Select Committee on Standards and Privileges Third Report


Annex 38

Letter to Mr Geoffrey Bindman, Bindman & Partners, Solicitors, from the Parliamentary Commissioner for Standards

  I have received your letter of 5 July with enclosures relating to Sir Peter Soulsby and have today received your fax of 10 July.

  In the light of your comments in both your letters I repeat that the process in which I am engaged is a fact finding investigation designed to enable me to make a full and accurate report to the Standards and Privileges Committee. It is not a judicial process nor an adversarial one.

  As you are aware, Members have duties placed on them by the Code of Conduct which is the framework within which the Standards and Privileges Committee is required to judge the conduct of a Member where a complaint is received.

  The Code of Conduct places Members under obligations in respect of their conduct. Members are required to be open and accountable and thus are expected to provide me with accurate and complete information so that I may make a fully informed report to the Committee.

  Members are also responsible for making a full disclosure of their interests in the Register of Members' Interests. The main purpose of the Register is "to provide information of any pecuniary interest or other material benefit which a Member receives which might reasonably be thought by others to influence his or her actions, speeches or votes in Parliament, or actions taken in his or her capacity as a Member of Parliament".

  When a complaint is received it is my duty to assess whether it has any substance and it is for the Member to provide accurate information as part of this procedure. A refusal to fully answer questions which have arisen from information received during the course of an investigation is not appropriate nor is it in a Member's own interest.

  As the Committee said in their 5th Report 1999-2000, published 16 February 2000,

  "Members have a duty of accountability under the Code of Conduct and "must submit themselves to whatever scrutiny is appropriate to their office". The Commissioner can only perform her duty, which is to investigate complaints against Members thoroughly and impartially, if she is in possession of a full and frank explanation of the relevant circumstances. This may involve the disclosure in confidence to the Commissioner of relevant details of a Member's personal and financial arrangements which the Member in question would prefer to remain private.

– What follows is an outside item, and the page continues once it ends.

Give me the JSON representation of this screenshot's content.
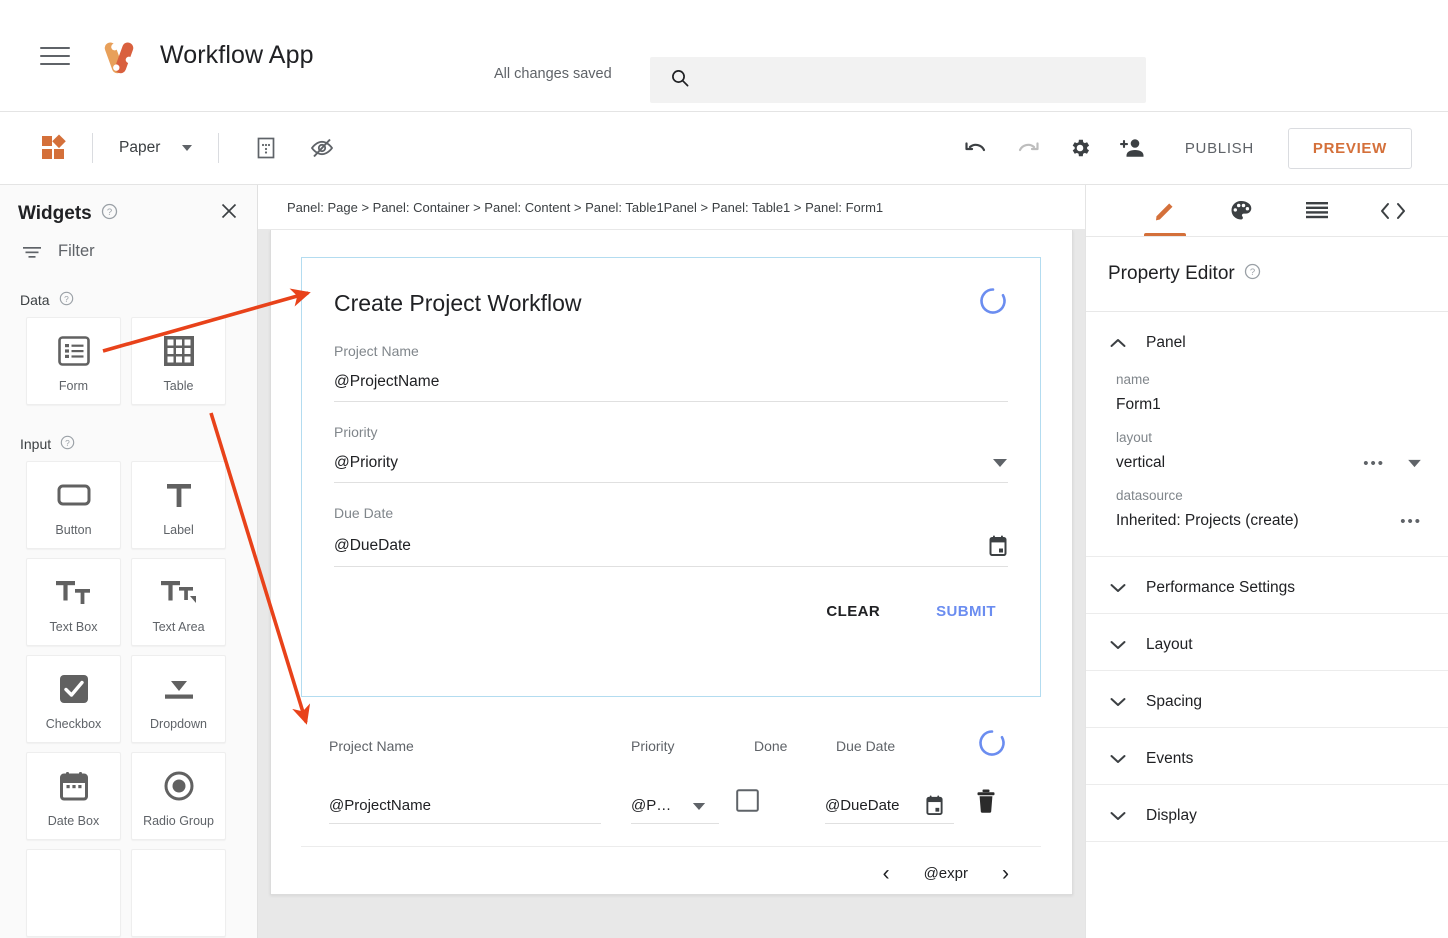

  Members should not seek to mislead by keeping information from the Commissioner on the ground that they do not themselves consider the interest to which it relates to be registrable."

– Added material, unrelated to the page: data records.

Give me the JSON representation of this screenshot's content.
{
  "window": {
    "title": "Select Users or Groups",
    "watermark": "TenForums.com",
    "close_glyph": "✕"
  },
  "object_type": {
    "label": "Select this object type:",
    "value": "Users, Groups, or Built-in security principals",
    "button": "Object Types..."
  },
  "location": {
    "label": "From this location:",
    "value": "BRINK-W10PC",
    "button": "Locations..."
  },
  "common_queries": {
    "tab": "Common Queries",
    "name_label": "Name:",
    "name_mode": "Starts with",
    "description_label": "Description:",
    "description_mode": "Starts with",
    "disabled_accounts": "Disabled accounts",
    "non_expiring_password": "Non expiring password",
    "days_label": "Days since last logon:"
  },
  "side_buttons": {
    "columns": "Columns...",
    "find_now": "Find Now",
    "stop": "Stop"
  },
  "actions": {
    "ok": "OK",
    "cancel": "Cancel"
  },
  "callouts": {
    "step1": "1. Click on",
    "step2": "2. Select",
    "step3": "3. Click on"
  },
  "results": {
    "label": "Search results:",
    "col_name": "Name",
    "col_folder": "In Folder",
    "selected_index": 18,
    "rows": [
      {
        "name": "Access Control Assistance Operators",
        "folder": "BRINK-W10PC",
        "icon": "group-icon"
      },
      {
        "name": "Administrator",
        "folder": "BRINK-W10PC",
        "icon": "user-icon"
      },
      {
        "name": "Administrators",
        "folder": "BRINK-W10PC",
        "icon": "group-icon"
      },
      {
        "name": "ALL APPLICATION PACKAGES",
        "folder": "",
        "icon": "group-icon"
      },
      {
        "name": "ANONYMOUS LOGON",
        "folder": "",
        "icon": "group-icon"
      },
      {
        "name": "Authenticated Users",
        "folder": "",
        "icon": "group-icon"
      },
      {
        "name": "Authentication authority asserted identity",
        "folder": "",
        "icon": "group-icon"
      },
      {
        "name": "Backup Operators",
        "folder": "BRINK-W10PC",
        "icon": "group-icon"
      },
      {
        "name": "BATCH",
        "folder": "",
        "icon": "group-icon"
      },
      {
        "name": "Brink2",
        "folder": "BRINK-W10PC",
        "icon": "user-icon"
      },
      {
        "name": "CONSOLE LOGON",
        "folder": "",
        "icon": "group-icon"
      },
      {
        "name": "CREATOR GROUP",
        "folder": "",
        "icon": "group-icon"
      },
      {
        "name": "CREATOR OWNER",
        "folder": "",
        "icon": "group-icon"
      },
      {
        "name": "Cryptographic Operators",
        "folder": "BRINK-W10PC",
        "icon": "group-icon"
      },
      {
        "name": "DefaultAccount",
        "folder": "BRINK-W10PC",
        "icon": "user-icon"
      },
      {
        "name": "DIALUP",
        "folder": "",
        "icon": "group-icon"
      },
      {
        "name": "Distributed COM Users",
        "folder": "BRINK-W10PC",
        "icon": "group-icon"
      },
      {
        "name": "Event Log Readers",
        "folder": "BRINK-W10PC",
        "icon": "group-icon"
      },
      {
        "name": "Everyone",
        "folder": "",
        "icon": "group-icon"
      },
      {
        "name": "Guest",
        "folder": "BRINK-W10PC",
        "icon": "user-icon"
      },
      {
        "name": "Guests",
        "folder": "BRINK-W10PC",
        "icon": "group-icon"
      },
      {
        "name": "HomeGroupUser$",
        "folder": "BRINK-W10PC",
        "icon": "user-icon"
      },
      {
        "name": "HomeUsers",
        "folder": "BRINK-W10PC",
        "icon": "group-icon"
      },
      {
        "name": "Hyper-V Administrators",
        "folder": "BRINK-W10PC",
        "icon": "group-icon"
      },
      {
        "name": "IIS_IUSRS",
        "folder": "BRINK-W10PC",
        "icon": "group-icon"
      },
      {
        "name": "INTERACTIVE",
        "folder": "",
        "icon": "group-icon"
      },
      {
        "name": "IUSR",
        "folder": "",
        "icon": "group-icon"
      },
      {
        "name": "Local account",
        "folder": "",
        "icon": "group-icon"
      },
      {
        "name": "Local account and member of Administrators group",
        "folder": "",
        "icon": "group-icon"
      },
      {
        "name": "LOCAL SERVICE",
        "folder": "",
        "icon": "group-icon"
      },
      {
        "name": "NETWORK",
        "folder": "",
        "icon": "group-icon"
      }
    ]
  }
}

  Having said that, I am pleased to have received Mr Vaz's responses to some of my questions though I note several are unanswered. I would be glad to receive his answers to the others without delay and assure him again that they are all necessary to complete my enquiry. In particular I require his answers to Questions 7, 24, 26, 31, 45.

  As I feared, to enable me to be clear about the facts, I need to ask Mr Vaz some follow-up questions. These questions are as follows, numbered as in my original list;

  13.  Please would Mr Vaz let me know the purposes of the Trust, whether his mother-in-law is the sole signatory on the Trust's accounts. If she is not the sole signatory, who are the other signatories to all the Trust's accounts. I would be grateful for sight of any documents relating to it.

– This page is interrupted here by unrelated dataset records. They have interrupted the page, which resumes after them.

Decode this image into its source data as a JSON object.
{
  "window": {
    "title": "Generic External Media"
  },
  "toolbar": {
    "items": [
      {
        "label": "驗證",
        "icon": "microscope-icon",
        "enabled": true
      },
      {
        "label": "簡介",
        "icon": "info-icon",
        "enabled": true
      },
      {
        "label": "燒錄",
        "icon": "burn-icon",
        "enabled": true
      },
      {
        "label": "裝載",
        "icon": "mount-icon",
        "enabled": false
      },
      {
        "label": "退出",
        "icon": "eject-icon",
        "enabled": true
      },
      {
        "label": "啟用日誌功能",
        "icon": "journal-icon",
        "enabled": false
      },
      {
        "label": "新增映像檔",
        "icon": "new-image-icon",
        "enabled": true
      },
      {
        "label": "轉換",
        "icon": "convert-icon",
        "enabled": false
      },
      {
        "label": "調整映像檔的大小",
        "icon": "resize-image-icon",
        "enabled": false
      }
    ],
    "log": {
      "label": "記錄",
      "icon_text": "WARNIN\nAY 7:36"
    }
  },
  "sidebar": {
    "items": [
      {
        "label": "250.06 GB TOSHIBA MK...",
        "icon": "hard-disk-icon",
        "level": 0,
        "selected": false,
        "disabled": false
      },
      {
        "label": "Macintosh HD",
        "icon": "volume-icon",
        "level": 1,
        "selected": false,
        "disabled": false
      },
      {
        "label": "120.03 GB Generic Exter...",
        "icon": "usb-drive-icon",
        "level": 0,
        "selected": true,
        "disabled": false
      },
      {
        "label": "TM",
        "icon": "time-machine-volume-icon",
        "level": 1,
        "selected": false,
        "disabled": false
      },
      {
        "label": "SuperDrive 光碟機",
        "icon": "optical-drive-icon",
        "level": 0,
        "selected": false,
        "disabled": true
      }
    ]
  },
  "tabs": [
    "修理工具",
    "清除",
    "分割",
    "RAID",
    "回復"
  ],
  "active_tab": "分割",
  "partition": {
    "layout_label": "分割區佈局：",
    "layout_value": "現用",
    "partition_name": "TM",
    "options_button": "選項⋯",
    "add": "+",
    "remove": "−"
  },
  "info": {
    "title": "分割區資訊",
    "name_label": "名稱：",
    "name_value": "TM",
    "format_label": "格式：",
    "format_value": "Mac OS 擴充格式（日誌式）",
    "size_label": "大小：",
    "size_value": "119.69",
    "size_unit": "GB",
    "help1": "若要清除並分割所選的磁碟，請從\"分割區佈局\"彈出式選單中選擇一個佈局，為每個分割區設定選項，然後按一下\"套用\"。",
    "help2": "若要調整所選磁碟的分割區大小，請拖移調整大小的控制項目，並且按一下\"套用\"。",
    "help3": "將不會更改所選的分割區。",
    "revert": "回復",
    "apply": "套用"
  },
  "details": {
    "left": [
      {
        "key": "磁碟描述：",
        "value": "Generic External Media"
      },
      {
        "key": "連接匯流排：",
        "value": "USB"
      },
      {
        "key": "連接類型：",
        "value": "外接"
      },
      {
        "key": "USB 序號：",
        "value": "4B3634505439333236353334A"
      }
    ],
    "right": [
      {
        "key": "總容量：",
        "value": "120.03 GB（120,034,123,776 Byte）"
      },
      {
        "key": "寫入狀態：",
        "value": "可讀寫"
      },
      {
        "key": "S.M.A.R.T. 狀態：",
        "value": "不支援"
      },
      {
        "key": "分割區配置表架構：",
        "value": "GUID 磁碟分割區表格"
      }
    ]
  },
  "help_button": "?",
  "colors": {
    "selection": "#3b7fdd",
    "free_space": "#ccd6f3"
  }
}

  15.  Has Mr Vaz ever received payment or support from the Dawoodi community organisation for any purpose either personally or through Mrs Vaz senior? Has Mr Vaz been connected with this organisation in any way, at any time?

  43.  Please would Mr Vaz let me have the name and address of the Mr H Patel who made the donation for his office costs which Mr Vaz registered.

  I look forward to receiving the note of the meeting and any additional information which Mr Vaz wishes to provide.

  I trust that the above allows Mr Vaz to deal with my questions.

  I have today received further information from Mr Zaiwalla. He has provided extracts from his office cash books showing payments to Mr Vaz:

  January 1993 £250

  September 1994 £200 to publishers Wildberry for advertising in a calendar connected to Mr Vaz (recorded as K Vaz Calendar).

  Mr Vaz may wish to provide me with comment on this information.

  May I finally trouble you for one further piece of information? Mr Vaz has three Register entries (31 January 1995, 31 March 1996 and 31 January 1997) which refer to "Annual Calendars", from which income was used to support projects in which Mr Vaz was involved. Could he please explain what Annual Calendars was, how its income was generated, and who, apart from Mr Zaiwalla, made donations to the cost of producing "Annual Calendars". Mr Vaz's entry for 31 January 1999 refers to a contribution from Mr A P Patel towards the cost of "constituency calendars" for 1999. Could you please explain what these calendars were, what Mr Vaz's personal involvement was with them and how they differed, if at all, from "Annual Calendars"? What was the purpose of the company called Mapesbury Communications Ltd which Mr Vaz established in 1996 and can you please provide me with the company's accounts for each year since its establishment? What projects was the income from Mapesbury Communications Ltd used to support?

  In answer to your question about full copies of information provided to me, as I have said, I will make sure that Mr Vaz sees any relevant information which I am considering putting to the Committee so that he may comment on it or challenge it before I come to my conclusions or report to the Committee.